Littlewood’s original staging featured a jazz trio; here, there’s a DJ who supplies a Mancunian soundtrack featuring the Smiths, Joy Division, Oasis and the Ting Tings. Unfortunately, the anachronistic choice of music detracts from the Fifties setting, particularly when the actors break into full-blown choreographed routines that, rather than enhance the action, impede its flow and intensity – deeply problematic, given that the play is meandering and tonally confused.
Jo (Jodie McNee) and her brassy, hard-drinking mother, Helen (Sally Lindsay, best known as the Coronation Street barmaid Shelley) move into a grotty Salford tenement between the gasworks and a slaughterhouse. Helen’s escape plan involves marriage to a greasy but relatively affluent younger man, while Jo embarks on a romance with Jimmie, (Marcel McCalla) a black sailor. When Helen abandons her daughter, Jo discovers that she is pregnant and her friend Geoffrey, (Adam Gillen) an emotionally fragile gay art student, moves in to care for her.

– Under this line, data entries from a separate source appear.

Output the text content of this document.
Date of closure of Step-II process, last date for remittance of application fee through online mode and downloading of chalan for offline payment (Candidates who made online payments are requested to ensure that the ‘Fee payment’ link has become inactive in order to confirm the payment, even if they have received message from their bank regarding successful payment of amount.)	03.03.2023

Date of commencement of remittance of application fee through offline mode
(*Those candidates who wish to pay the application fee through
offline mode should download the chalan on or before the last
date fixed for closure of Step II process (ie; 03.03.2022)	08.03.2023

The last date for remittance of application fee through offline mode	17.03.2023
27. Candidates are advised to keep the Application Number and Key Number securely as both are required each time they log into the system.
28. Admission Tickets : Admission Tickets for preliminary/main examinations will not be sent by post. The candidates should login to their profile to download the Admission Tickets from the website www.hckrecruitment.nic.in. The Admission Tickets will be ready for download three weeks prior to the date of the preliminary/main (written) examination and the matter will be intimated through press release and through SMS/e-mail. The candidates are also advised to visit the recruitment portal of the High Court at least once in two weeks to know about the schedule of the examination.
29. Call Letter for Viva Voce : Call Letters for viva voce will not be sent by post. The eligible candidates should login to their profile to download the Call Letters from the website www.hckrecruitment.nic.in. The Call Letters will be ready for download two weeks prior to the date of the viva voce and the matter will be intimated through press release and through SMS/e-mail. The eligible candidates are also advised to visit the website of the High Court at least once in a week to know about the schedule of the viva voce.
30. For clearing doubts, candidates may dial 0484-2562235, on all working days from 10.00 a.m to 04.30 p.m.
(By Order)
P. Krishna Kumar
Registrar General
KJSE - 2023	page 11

Jo’s connection with Helen is spiked with anguish, but Delaney frequently undercuts her dialogue with theatrically awkward, self-conscious comic asides. Combes rarely locates the middle ground between the humorous and the haranguing and, as a result, her production and its overbroad performances become wearing. Relief comes in Delaney’s haphazard moments of vividness. When Jimmie tells Jo that he adores her, she cries in a burst of youthful elation, “So do I. I can’t resist myself!” Bitter resentment lurks in Helen’s feckless remark to her daughter, “It’s your life, ruin it your own way”, and there’s irresistible poignancy in Geoff’s desperate longing to be loved, and allowed to love. This is a hit-and-miss rendering of an erratic work; yet it remains passionate and pungent.